When those buildings were new, they carried some of the Lebendigkeit der 50er in them as well as the incurable optimism typical of 1950s Athens. Now they are neglected, and their façades are dark gray from decades of smog deposits. Rust, washed down from the exposed extremities of the iron rods on the rooftops -- the rods used in reinforced concrete -- draws dreary patterns on their back-yard walls. The roofs are a dismal forest of oxidized 30-year-old TV aerials.

And when the arrogant tourists from London, Stockholm, and Prague come across them, they put on disdainful facial expressions, revolted by the flagrant lack of aesthetic. My question: Is there anything inherently wrong with these buildings? Of course, most of them cannot be remotely compared to the neoclassical masterpieces they replaced, but, still, what can beat the simplicity and efficiency of a rectangular box with doors and windows? I am not an architect, but I believe these structures are...okay, in aesthetic terms. What makes them so dismal is the frustrating lack of maintenance. If their inhabitants really cared about their appearance, they would utilize the unlimited capabilities offered by modern technology: satellite dishes replacing the despicable TV aerials, smog-resistant paint, and roof gardens to make up for the lack of trees.
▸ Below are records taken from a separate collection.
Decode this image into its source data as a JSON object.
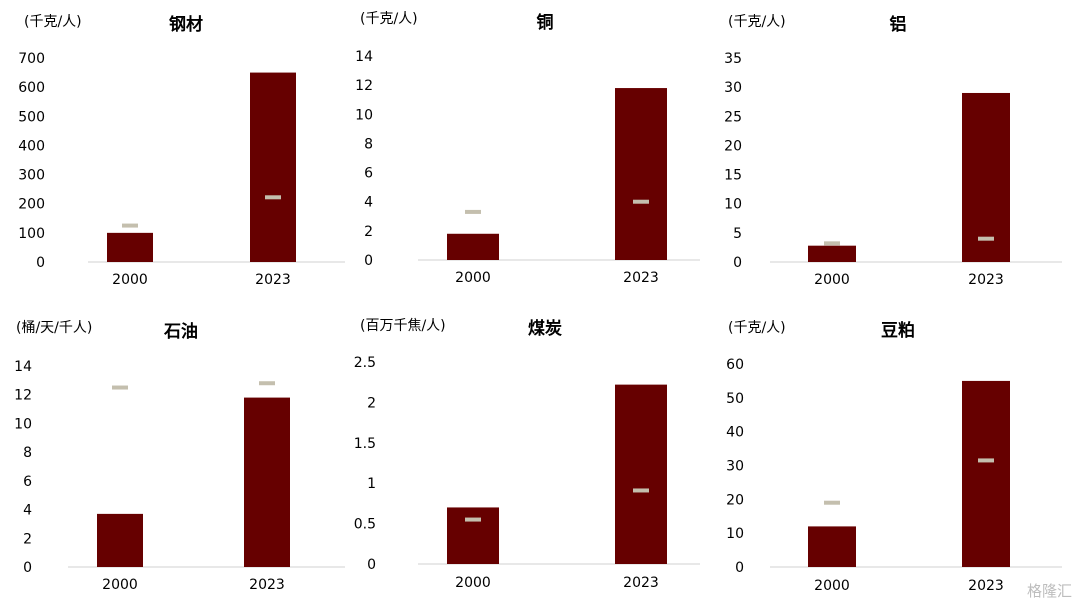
{
  "chart_data": [
    {
      "type": "bar",
      "title": "钢材",
      "unit": "(千克/人)",
      "categories": [
        "2000",
        "2023"
      ],
      "values": [
        100,
        650
      ],
      "markers": [
        125,
        222
      ],
      "ylim": [
        0,
        700
      ],
      "yticks": [
        "0",
        "100",
        "200",
        "300",
        "400",
        "500",
        "600",
        "700"
      ],
      "grid": false
    },
    {
      "type": "bar",
      "title": "铜",
      "unit": "(千克/人)",
      "categories": [
        "2000",
        "2023"
      ],
      "values": [
        1.8,
        11.8
      ],
      "markers": [
        3.3,
        4.0
      ],
      "ylim": [
        0,
        14
      ],
      "yticks": [
        "0",
        "2",
        "4",
        "6",
        "8",
        "10",
        "12",
        "14"
      ],
      "grid": false
    },
    {
      "type": "bar",
      "title": "铝",
      "unit": "(千克/人)",
      "categories": [
        "2000",
        "2023"
      ],
      "values": [
        2.8,
        29
      ],
      "markers": [
        3.2,
        4.0
      ],
      "ylim": [
        0,
        35
      ],
      "yticks": [
        "0",
        "5",
        "10",
        "15",
        "20",
        "25",
        "30",
        "35"
      ],
      "grid": false
    },
    {
      "type": "bar",
      "title": "石油",
      "unit": "(桶/天/千人)",
      "categories": [
        "2000",
        "2023"
      ],
      "values": [
        3.7,
        11.8
      ],
      "markers": [
        12.5,
        12.8
      ],
      "ylim": [
        0,
        14
      ],
      "yticks": [
        "0",
        "2",
        "4",
        "6",
        "8",
        "10",
        "12",
        "14"
      ],
      "grid": false
    },
    {
      "type": "bar",
      "title": "煤炭",
      "unit": "(百万千焦/人)",
      "categories": [
        "2000",
        "2023"
      ],
      "values": [
        0.7,
        2.22
      ],
      "markers": [
        0.55,
        0.91
      ],
      "ylim": [
        0,
        2.5
      ],
      "yticks": [
        "0",
        "0.5",
        "1",
        "1.5",
        "2",
        "2.5"
      ],
      "grid": false
    },
    {
      "type": "bar",
      "title": "豆粕",
      "unit": "(千克/人)",
      "categories": [
        "2000",
        "2023"
      ],
      "values": [
        12,
        55
      ],
      "markers": [
        19,
        31.5
      ],
      "ylim": [
        0,
        60
      ],
      "yticks": [
        "0",
        "10",
        "20",
        "30",
        "40",
        "50",
        "60"
      ],
      "grid": false
    }
  ],
  "colors": {
    "bar": "#660000",
    "marker": "#c4bfae",
    "axis": "#d0d0d0"
  },
  "watermark": "格隆汇"
}
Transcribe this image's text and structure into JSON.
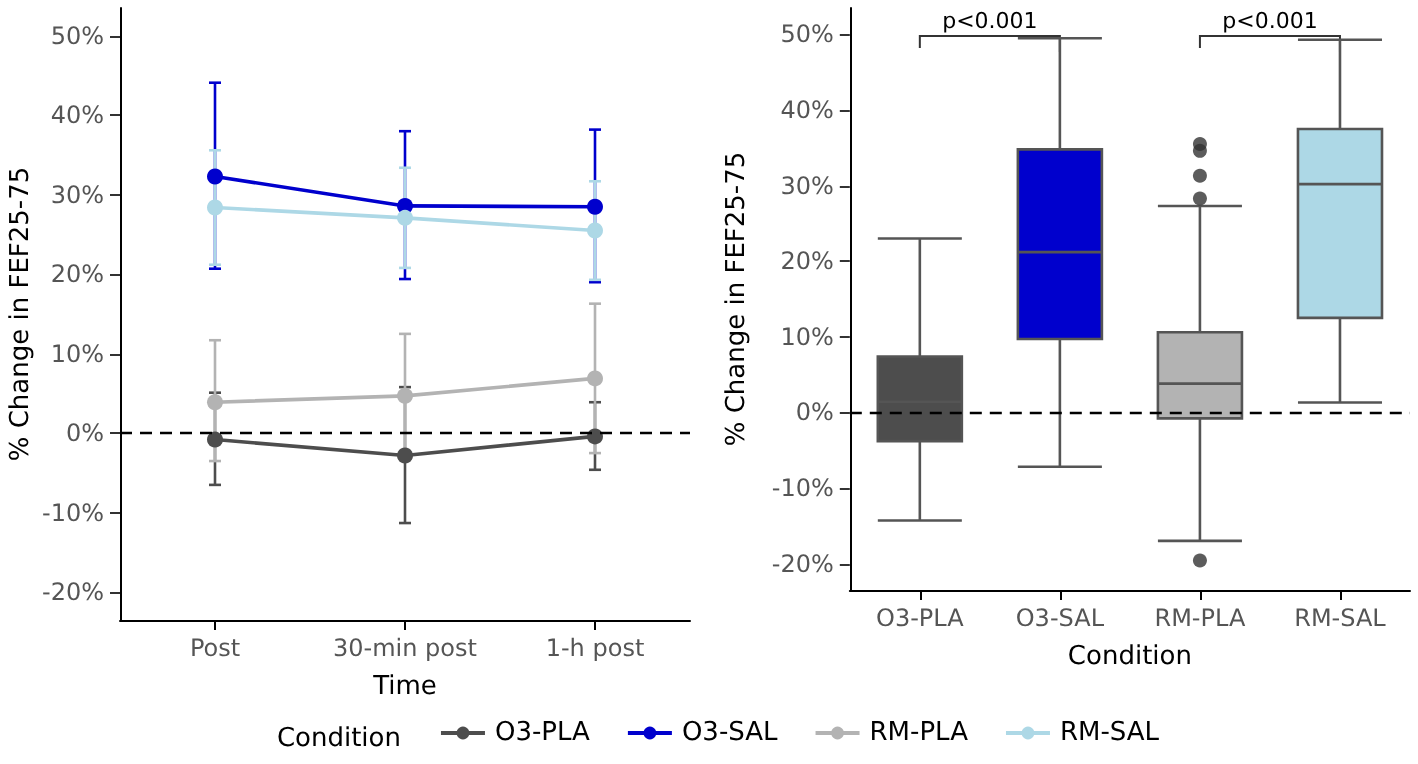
{
  "chart_data": [
    {
      "type": "line",
      "xlabel": "Time",
      "ylabel": "% Change in FEF25-75",
      "legend_title": "Condition",
      "legend": "bottom",
      "marker": "circle",
      "grid": false,
      "categories": [
        "Post",
        "30-min post",
        "1-h post"
      ],
      "ylim": [
        -23.5,
        53.5
      ],
      "yticks": [
        {
          "value": -20,
          "label": "-20%"
        },
        {
          "value": -10,
          "label": "-10%"
        },
        {
          "value": 0,
          "label": "0%"
        },
        {
          "value": 10,
          "label": "10%"
        },
        {
          "value": 20,
          "label": "20%"
        },
        {
          "value": 30,
          "label": "30%"
        },
        {
          "value": 40,
          "label": "40%"
        },
        {
          "value": 50,
          "label": "50%"
        }
      ],
      "ref_lines": [
        {
          "axis": "y",
          "value": 0,
          "color": "#000000",
          "line_style": "dashed"
        }
      ],
      "series": [
        {
          "name": "O3-PLA",
          "color": "#4d4d4d",
          "values": [
            -0.8,
            -2.8,
            -0.4
          ],
          "errors": [
            [
              -6.5,
              5.1
            ],
            [
              -11.3,
              5.8
            ],
            [
              -4.6,
              3.9
            ]
          ]
        },
        {
          "name": "O3-SAL",
          "color": "#0000cd",
          "values": [
            32.3,
            28.6,
            28.5
          ],
          "errors": [
            [
              20.7,
              44.1
            ],
            [
              19.4,
              38
            ],
            [
              19,
              38.2
            ]
          ]
        },
        {
          "name": "RM-PLA",
          "color": "#b3b3b3",
          "values": [
            3.9,
            4.7,
            6.9
          ],
          "errors": [
            [
              -3.5,
              11.7
            ],
            [
              -3,
              12.5
            ],
            [
              -2.5,
              16.3
            ]
          ]
        },
        {
          "name": "RM-SAL",
          "color": "#add8e6",
          "values": [
            28.4,
            27.1,
            25.5
          ],
          "errors": [
            [
              21.2,
              35.6
            ],
            [
              20.8,
              33.4
            ],
            [
              19.3,
              31.7
            ]
          ]
        }
      ]
    },
    {
      "type": "box",
      "xlabel": "Condition",
      "ylabel": "% Change in FEF25-75",
      "grid": false,
      "categories": [
        "O3-PLA",
        "O3-SAL",
        "RM-PLA",
        "RM-SAL"
      ],
      "colors": [
        "#4d4d4d",
        "#0000cd",
        "#b3b3b3",
        "#add8e6"
      ],
      "ylim": [
        -23.5,
        53.5
      ],
      "yticks": [
        {
          "value": -20,
          "label": "-20%"
        },
        {
          "value": -10,
          "label": "-10%"
        },
        {
          "value": 0,
          "label": "0%"
        },
        {
          "value": 10,
          "label": "10%"
        },
        {
          "value": 20,
          "label": "20%"
        },
        {
          "value": 30,
          "label": "30%"
        },
        {
          "value": 40,
          "label": "40%"
        },
        {
          "value": 50,
          "label": "50%"
        }
      ],
      "ref_lines": [
        {
          "axis": "y",
          "value": 0,
          "color": "#000000",
          "line_style": "dashed"
        }
      ],
      "annotations": [
        "p<0.001",
        "p<0.001"
      ],
      "boxes": [
        {
          "low": -14.3,
          "q1": -3.8,
          "median": 1.4,
          "q3": 7.4,
          "high": 23
        },
        {
          "low": -7.2,
          "q1": 9.7,
          "median": 21.2,
          "q3": 34.8,
          "high": 49.5
        },
        {
          "low": -17,
          "q1": -0.8,
          "median": 3.8,
          "q3": 10.6,
          "high": 27.3,
          "outliers": [
            28.3,
            31.3,
            34.6,
            35.5,
            -19.6
          ]
        },
        {
          "low": 1.3,
          "q1": 12.5,
          "median": 30.2,
          "q3": 37.5,
          "high": 49.3
        }
      ]
    }
  ]
}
This high population density made possible by the blocks of flats could become an advantage. I'm not a city planner, but one can find commercial benefits: savings in public transport infrastructure, cost-effective coverage of a large population by optical-fiber networks, etc. Why are people so indifferent? Why do they tolerate living in buildings anyone with elementary taste would mock? I refuse to believe that they are devoid of the financial resources required for maintenance. This may be the case for some, but what's wrong with the majority? Are people in Athens so overwhelmed by the problems of everyday life that they have forgotten that aesthetics are an important part of the quality of life? I don't want them to rebuild Versailles! I'm only asking for some white paint.